I'm dealing with an issue that has left me perplexed.
A little background, we recently configured two separate stacks of 3 ex4800s as redundant access layers for our office. Each user has two ports at their desk, one going to either stack. These two stacks are trunking via LACP links to two ex4600s which sit in a virtual chassis. These sit in front of our office router, and a separate Cisco 2921 that does our VoIP network.
The configurations on the two access stacks are uniform and essentially identical. The same VoIP VLAN is configured on every port, and phones work without issue. That is, until we activate both stacks... If both access stacks are trunking to the aggregation VC there will be what appears to be a loop specifically confined to our VoIP VLAN. Phones will periodically lose connection for a time, until all the phones in the office are eventually down. During maintenance windows everything will appear fine, but as users roll in during the day the outage will come rolling in. Eventually the stack will become overwhelmed and require a reboot, but the phones are always the first victims.

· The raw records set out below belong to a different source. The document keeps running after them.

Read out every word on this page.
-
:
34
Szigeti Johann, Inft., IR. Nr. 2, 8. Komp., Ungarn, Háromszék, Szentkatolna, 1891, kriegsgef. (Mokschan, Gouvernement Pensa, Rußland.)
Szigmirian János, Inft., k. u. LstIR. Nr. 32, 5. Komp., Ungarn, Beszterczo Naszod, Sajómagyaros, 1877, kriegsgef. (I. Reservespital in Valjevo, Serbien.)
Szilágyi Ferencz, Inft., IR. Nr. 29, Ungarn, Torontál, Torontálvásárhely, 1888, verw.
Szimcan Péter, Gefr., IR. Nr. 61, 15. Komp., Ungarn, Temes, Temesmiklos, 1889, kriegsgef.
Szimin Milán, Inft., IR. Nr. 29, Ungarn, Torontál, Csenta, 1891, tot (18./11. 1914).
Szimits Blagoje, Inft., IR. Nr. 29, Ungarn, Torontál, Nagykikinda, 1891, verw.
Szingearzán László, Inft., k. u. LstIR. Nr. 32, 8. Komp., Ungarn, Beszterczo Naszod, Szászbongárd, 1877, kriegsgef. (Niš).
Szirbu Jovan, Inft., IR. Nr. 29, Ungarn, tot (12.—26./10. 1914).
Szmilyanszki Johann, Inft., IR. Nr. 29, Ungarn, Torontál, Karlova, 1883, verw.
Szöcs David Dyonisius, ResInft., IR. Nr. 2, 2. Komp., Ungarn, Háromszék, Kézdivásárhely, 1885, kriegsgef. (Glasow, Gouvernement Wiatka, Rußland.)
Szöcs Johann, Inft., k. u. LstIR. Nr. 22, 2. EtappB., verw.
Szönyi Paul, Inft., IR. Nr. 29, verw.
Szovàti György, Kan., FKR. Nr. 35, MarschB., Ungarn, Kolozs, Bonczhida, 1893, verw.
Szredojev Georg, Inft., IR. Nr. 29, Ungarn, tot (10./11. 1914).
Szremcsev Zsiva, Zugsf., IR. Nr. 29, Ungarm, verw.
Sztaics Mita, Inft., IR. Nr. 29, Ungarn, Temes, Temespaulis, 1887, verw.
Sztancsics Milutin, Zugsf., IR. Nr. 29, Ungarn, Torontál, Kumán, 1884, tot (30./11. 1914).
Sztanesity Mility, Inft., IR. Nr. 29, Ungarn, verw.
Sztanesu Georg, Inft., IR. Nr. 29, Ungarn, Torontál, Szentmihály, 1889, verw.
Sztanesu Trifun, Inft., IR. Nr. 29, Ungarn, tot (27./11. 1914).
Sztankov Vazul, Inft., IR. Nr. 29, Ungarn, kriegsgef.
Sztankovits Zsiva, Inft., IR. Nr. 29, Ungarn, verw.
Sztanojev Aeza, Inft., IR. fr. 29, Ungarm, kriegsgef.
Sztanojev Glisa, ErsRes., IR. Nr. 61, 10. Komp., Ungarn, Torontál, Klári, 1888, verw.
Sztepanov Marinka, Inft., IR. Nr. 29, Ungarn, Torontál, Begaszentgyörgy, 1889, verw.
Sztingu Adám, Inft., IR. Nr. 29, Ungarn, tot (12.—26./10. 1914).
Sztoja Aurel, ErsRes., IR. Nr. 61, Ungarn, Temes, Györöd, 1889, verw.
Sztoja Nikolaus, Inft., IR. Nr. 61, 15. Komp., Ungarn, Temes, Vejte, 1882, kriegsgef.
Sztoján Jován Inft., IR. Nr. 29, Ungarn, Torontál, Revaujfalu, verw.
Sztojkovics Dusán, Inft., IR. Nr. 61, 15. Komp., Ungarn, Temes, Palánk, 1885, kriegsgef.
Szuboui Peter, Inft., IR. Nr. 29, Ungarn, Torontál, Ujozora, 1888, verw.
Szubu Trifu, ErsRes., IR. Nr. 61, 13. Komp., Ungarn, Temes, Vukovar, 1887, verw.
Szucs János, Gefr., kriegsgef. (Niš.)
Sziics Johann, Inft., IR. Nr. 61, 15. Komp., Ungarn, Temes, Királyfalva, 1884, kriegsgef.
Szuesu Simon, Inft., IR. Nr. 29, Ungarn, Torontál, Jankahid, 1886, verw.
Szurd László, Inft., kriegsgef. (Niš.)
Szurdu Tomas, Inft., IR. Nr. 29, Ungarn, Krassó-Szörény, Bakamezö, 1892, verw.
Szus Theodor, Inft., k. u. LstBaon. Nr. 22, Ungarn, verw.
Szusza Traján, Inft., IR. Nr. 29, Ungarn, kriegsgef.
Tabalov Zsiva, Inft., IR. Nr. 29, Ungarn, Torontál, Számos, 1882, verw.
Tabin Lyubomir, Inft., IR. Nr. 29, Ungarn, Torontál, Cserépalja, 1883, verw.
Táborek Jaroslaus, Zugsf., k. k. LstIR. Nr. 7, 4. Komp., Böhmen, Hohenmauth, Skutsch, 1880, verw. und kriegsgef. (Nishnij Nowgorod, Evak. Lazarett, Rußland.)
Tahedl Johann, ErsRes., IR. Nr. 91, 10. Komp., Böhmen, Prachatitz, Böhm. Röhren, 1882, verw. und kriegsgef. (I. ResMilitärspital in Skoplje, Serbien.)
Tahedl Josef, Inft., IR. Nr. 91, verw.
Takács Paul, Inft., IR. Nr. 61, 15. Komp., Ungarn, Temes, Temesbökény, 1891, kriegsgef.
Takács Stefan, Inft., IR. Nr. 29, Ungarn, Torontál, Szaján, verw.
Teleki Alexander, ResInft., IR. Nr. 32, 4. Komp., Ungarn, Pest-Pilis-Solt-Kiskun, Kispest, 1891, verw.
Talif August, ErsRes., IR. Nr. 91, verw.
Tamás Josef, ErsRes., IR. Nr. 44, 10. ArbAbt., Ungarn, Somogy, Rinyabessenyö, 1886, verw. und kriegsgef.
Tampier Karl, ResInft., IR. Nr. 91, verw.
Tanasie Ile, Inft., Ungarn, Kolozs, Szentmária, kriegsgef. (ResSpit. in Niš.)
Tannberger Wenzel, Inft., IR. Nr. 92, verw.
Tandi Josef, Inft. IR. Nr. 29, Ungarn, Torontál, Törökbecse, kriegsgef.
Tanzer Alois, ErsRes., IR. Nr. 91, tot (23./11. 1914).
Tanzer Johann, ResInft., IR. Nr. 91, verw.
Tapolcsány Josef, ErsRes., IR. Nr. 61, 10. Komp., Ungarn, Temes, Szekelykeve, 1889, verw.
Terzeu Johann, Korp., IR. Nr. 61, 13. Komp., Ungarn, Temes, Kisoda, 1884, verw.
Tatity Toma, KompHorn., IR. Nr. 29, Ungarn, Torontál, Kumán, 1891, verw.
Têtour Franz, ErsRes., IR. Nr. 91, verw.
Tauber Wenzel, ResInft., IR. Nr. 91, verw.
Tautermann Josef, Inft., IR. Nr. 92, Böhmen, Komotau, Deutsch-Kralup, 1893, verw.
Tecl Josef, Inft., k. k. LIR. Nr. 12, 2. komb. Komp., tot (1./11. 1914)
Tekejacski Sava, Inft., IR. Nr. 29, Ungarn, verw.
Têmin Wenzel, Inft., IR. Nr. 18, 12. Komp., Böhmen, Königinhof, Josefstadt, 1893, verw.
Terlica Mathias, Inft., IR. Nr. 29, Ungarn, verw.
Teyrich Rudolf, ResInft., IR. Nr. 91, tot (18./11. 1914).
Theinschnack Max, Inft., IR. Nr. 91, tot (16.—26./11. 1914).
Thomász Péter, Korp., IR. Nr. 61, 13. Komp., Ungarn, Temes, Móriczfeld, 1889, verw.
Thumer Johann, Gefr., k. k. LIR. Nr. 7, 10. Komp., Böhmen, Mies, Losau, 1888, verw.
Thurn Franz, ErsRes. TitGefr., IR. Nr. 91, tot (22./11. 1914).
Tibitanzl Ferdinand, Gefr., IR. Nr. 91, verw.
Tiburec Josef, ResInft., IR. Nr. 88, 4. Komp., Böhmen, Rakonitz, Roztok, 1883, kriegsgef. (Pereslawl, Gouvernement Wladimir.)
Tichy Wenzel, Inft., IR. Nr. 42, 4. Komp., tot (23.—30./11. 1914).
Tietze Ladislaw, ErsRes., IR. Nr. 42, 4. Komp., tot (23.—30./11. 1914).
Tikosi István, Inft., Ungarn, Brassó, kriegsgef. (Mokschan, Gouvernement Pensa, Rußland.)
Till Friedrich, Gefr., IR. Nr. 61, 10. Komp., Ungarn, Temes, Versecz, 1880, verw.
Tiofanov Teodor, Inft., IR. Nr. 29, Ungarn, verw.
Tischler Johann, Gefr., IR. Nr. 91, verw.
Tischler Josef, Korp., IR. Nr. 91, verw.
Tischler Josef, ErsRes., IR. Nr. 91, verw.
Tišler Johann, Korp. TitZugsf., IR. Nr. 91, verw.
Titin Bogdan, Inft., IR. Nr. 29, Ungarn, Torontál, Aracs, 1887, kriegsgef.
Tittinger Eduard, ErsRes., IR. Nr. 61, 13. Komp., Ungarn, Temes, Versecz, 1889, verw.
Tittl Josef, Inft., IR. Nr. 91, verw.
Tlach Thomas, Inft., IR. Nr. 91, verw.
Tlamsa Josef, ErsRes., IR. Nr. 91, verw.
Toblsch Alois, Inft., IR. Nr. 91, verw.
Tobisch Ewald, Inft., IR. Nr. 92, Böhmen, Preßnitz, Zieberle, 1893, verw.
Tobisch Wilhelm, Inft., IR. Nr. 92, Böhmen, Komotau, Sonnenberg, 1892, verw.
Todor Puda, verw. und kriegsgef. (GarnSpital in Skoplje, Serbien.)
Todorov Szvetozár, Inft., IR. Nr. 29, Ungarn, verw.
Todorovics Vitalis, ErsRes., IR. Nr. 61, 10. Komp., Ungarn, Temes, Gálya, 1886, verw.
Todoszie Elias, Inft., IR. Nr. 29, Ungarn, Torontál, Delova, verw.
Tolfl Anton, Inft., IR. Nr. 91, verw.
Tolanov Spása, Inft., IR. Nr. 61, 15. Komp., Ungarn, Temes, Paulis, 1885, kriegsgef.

The two stacks both see the aggregation as their root bridge, have RSTP enabled and bpdu-block-on-edge enabled. When we span the traffic during the outages we see TONS of DHCP traffic, but I'm not sure if it's a red herring. I've moved DHCP off of the Cisco Router and onto the AD instance that we use for all of our other subnets due to a lack of familiarity with DHCP on Cisco routers, but that hasn't brought any resolution.
There's no blatantly obvious loops in the network as far as I can tell.
As for now, we currently run off of one stack without issue, but I'd like to use two since the company has paid for both.
Is there something obvious I'm missing?